The imbalance is most noticeable within the media business, because supply is truly finite. “There is only X amount of units or X amount of commercials within a college football or NFL game,” Mann reminded. And for a brand that wants to reach the masses in Q4 2021, those are the properties to buy.
To be clear, it is not just NFL and college football broadcast windows selling out. Strong demand flows “all the way down to the NHL, e.g. the Nashville Predators on Bally Sports South,” Mann said. “It doesn’t matter what the programming is. All sports are very well sold” in spite of the price hikes.
Team or league sponsorship inventory is never truly sold out.

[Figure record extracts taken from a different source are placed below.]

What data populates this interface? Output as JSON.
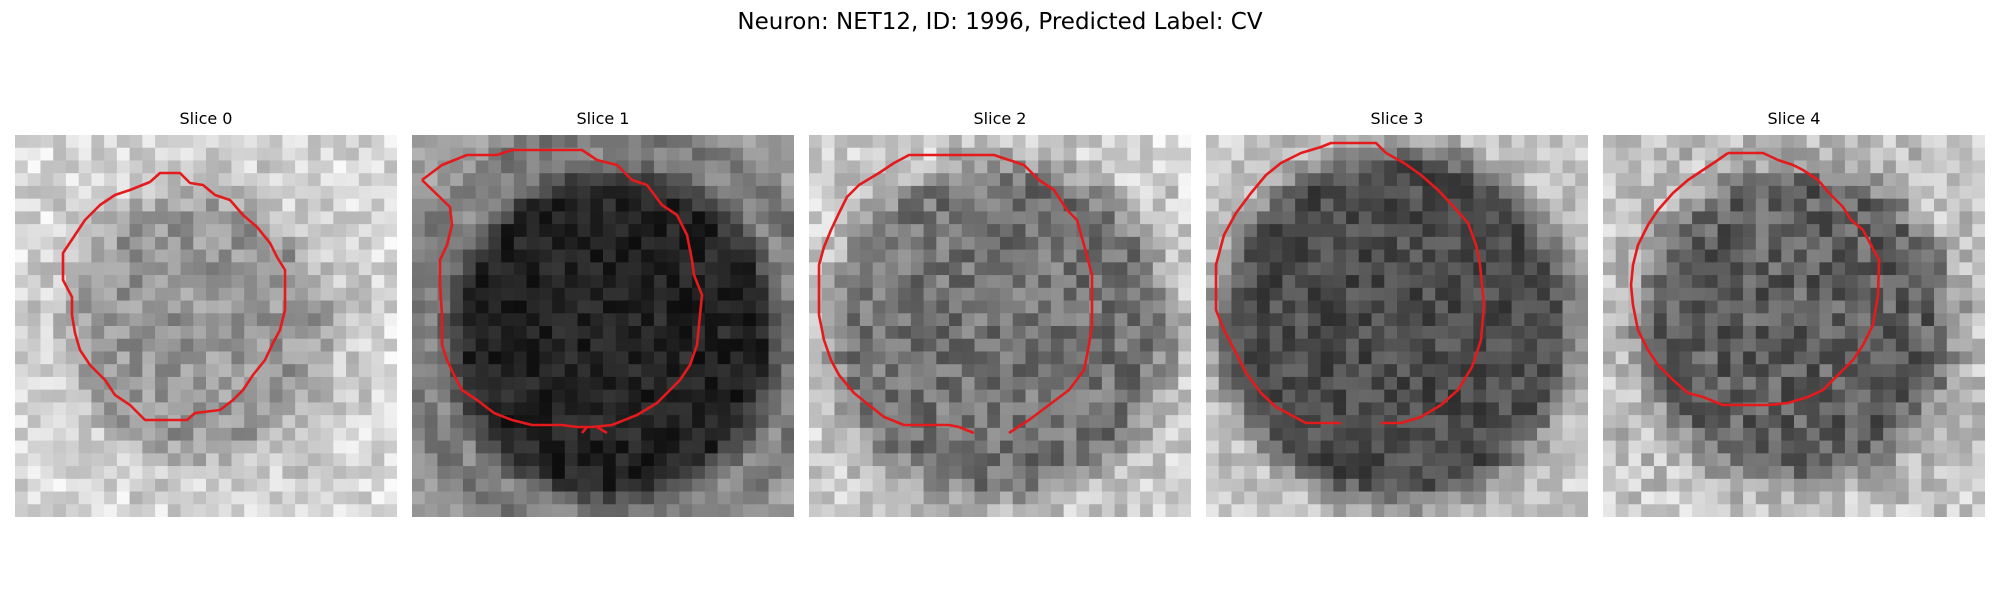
{
  "figure": {
    "title": "Neuron: NET12, ID: 1996, Predicted Label: CV"
  },
  "colors": {
    "contour": "#e41a1c",
    "background": "#ffffff"
  },
  "slices": [
    {
      "title": "Slice 0"
    },
    {
      "title": "Slice 1"
    },
    {
      "title": "Slice 2"
    },
    {
      "title": "Slice 3"
    },
    {
      "title": "Slice 4"
    }
  ]
}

The IP owner can always add another asset if needed, provided the addition does not violate category restrictions. But it has still become tougher and more expensive for brands, particularly those in premier categories (think: financial services, quick-service restaurants), to gain access to top-line properties (think: jersey patch, naming rights).
Neuman said he is seeing the greatest uptick in asking price with assets that deliver significant TV-visible exposure. “The B2B, the hospitality, the tickets, the behind-the-scenes non-media assets, those seem to be fairly static in price,” he said. “But the premium assets, the ones generating the most amount of value for the brand, are seeing [as much as a] 20% increase year-over-year.”
The buyers’ market is undoubtedly a factor in the rising prices of both media and sponsorship assets. But Mann said inflation should not be overlooked, either. “It’s part of our culture right now. The cost of nearly everything is up,” he said. “You’re not going to stop buying food at the grocery store because prices went up 15%,” and brands are not going to stop buying sponsorships either. Teams, leagues and media companies, who all suffered financially in 2020, know that.
It’s reasonable to wonder if, or when, brands will put their foot down and begin to resist the price hikes. We have not seen it to date. “They are complaining, but they are all buying,” Mann said. That is because there is no real viable alternative to live sports. “If a brand wants TRPs [target rating points], this is where it is at,” he added.
Of course, business is also good for most sports sponsors right now. The S&P 500 recently reported it had recorded its third highest net profit margin since 2008 (in Q3).
It remains to be seen how pricing will be impacted if the economy turns. But Elevent.co co-founder Francis Dumais believes the sponsorship market—at least for the high-profile sponsorship (see: jersey patches and helmet logos)—may experience a near-term setback regardless. “When the renewal period comes in two or three years, we’ll probably see lower values because the broadcast valuation [will not be] as high,” he said. And while the value brands receive on social will likely increase, “the media value on social is a lot less than the media value on broadcast. TV still drives a lot of the value.” Remember, Neuman said the assets increasing most in value right now are TV-visible.
Strong competition for assets could prevent prices from backsliding as linear viewership continues to wane. Neuman cautions against banking on upstart categories, though. He notes there is a history of those who have come on strong (think: pharmaceuticals in early 2000s) to eventually fade away. He also has his doubts the established brands will continue to “overpay for assets that they’ve owned for a long time.”
For the record, the Scout executive does not believe a “drastic reduction in investment” is on the horizon. He says the industry is “getting to the point where we’ll have a stronger understanding of total viewership rather than just linear viewership,” which will show the value proposition across different media is greater than we currently believe it to be.